Lieber auf dem Hof als im Büro
In Häuslenen ist Monika Wartenweiler aufgewachsen. Zumindest bis zum Ende ihrer obligatorischen Schulzeit. Während ihrer Lehre als Chemielaborantin mit BMS hat sie bei ihrer Mutter, die nach der Trennung nach Romanshorn gezogen war, gelebt. Während die Scheidung der Eltern für die junge Frau nach eigenen Angaben kein grosses Problem darstellte, war der frühe Krebstod der Mutter vor sechs Jahren eine sehr schmerzhafte und einschneidende Erfahrung. «Meine Mutter stand mit 55 Jahren mitten im Leben, hatte einen tollen Beruf und ein gutes Umfeld», erinnert sich die 30Jährige und fährt fort: «Meine Grosseltern hätten ihrer Tochter gerne noch einen Wunsch erfüllt, aber sie wollte keine grossen Sprünge mehr machen. Sie war
zufrieden mit ihrem Leben. Das hat mich sehr beeindruckt.» Mit der BMS und ihrem Abschluss als Umweltingenieurin an der ZHAW in Wädenswil war sie zwar top ausgebildet, doch ihre Büroarbeit befriedigte sie nicht. Mit dem geschärften Bewusstsein, dass auch das eigene Leben endlich ist, überlegte sie sich ernsthaft, wieder zu ihren landwirtschaftlichen Wurzeln zurückzukehren. Zumal Vater Max schon vor einigen Jahren die Planung der Hofübergabe anging. Da sich aber ein Verpachten des Betriebs nicht gerechnet hätte, war verkaufen wieder ein Thema. «Als mein Vater mich und meine Geschwister nochmals fragte, ob sich jemand von uns eine Übernahme vorstellen könnte, schaute ich mit Nic, ob die Übernahme für uns beide eine Option wäre. Ich persönlich sehe mich hier auf dem Hof mehr als im Büro oder im Labor», sagt die junge Frau. Nic, der zu 100 Prozent bei einem Unternehmen als Bio-Landschaftsgärtner arbeitet, unterstützt seine Frau auf dem Hof vor allem bei der Jungbaumpflege. «Zu Beginn hat er sich hin und wieder gefragt, warum seine Frau so viel Zeit im Stall verbringt», erzählt Monika schmunzelnd. Nach einigen tatkräftigen Einsätzen als Geburtshelfer ist er mittlerweile auch voll im Hofleben angekommen. Gut so! Denn seit dem 1. Januar 2023 liegt der Hof Weidereich, der seit 1955 in Familienbesitz ist, voll und ganz in Monikas Verantwortung.

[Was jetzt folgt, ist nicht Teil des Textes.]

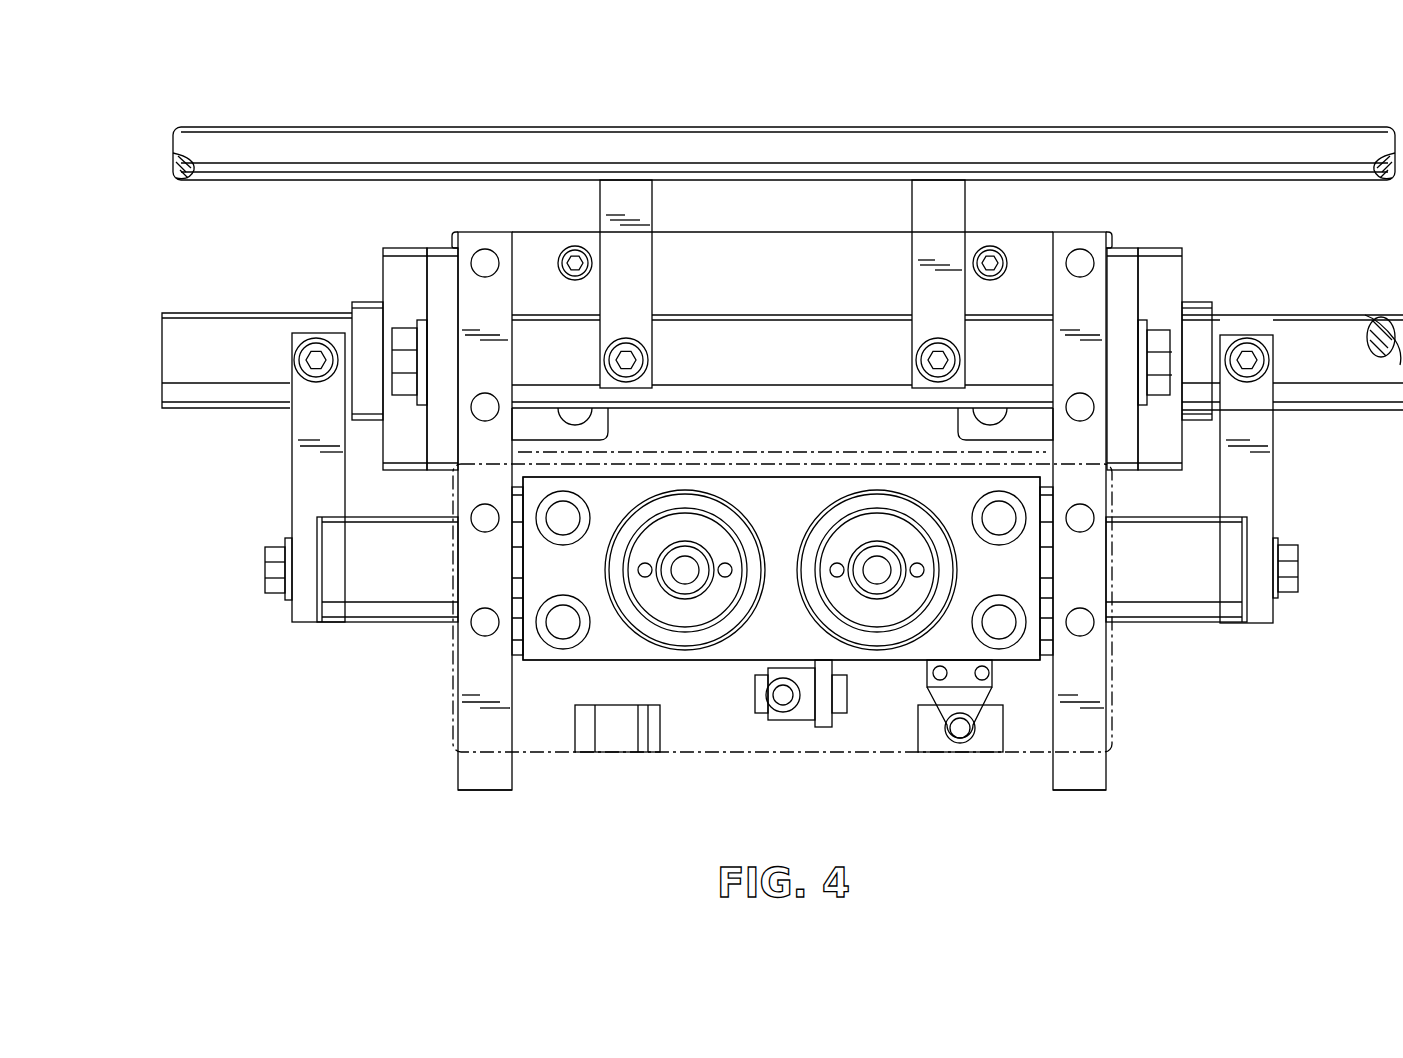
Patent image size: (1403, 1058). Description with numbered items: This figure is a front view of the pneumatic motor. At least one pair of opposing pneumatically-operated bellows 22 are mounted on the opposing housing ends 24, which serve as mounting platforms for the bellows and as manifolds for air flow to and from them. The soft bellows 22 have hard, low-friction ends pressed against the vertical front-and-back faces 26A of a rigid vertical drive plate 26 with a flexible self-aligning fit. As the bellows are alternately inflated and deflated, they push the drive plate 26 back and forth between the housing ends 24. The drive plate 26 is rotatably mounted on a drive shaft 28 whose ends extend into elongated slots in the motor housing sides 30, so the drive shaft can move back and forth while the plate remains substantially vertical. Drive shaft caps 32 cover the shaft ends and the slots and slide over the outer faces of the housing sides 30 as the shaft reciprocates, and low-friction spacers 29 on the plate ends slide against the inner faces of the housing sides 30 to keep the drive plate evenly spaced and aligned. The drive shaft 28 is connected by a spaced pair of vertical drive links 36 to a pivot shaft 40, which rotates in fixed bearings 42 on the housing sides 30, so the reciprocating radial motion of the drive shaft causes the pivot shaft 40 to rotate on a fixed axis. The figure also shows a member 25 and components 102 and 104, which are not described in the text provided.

The rail 102 is at (298, 152).
The strap 104 is at (640, 255).
The side bar 25 is at (537, 255).
The pivot shaft 40 is at (220, 337).
The fixed bearings 42 is at (442, 303).
The vertical drive links 36 is at (315, 487).
The drive shaft caps 32 is at (352, 585).
The drive shaft 28 is at (513, 578).
The low-friction spacers 29 is at (520, 497).
The motor housing sides 30 is at (480, 723).
The drive plate 26 is at (725, 653).
The front-and-back faces 26A is at (788, 525).
The bellows 22 is at (622, 612).
The housing ends 24 is at (793, 752).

«Der Heukran ist das höchste der Gefühle»
Bevor Monika im Oktober 2022 zu 100 Prozent auf dem Hof eingestiegen ist, hat sie noch 40 bis 80 Prozent auswärts gearbeitet und parallel dazu den Direktzahlungskurs am Landwirtschaftlichen Zentrum in Flawil / SG besucht. «Den Praxisnachweis konnte ich auf dem eigenen Hof erbringen. Wobei ich gerne die Lehre als Landwirtin absolviert hätte. Vor allem auch, um noch andere Höfe kennenzulernen, aber das wäre finanziell schwierig geworden», erklärt sie. Im Winter verbringt die Thurgauerin zwischen vier bis fünf Stunden im Stall. Die meiste Arbeit erledigt sie von Hand. «Der Heukran ist das höchste der Gefühle», erzählt sie. Auf meine Bitte hin, sie am Morgen bei ihrer Stallarbeit unterstützen zu dürfen, erhalte ich den schönen Auftrag, die Kühe, die sich im integrierten Laufhof auf der Fressachse befinden, zu striegeln. «Das habe ich einmal bei einem Landwirt gesehen. Auf diese Art kann ich im Winter eine engere Bindung zu den Tieren aufbauen», klärt sie mich auf und erledigt währenddessen die Mistarbeit.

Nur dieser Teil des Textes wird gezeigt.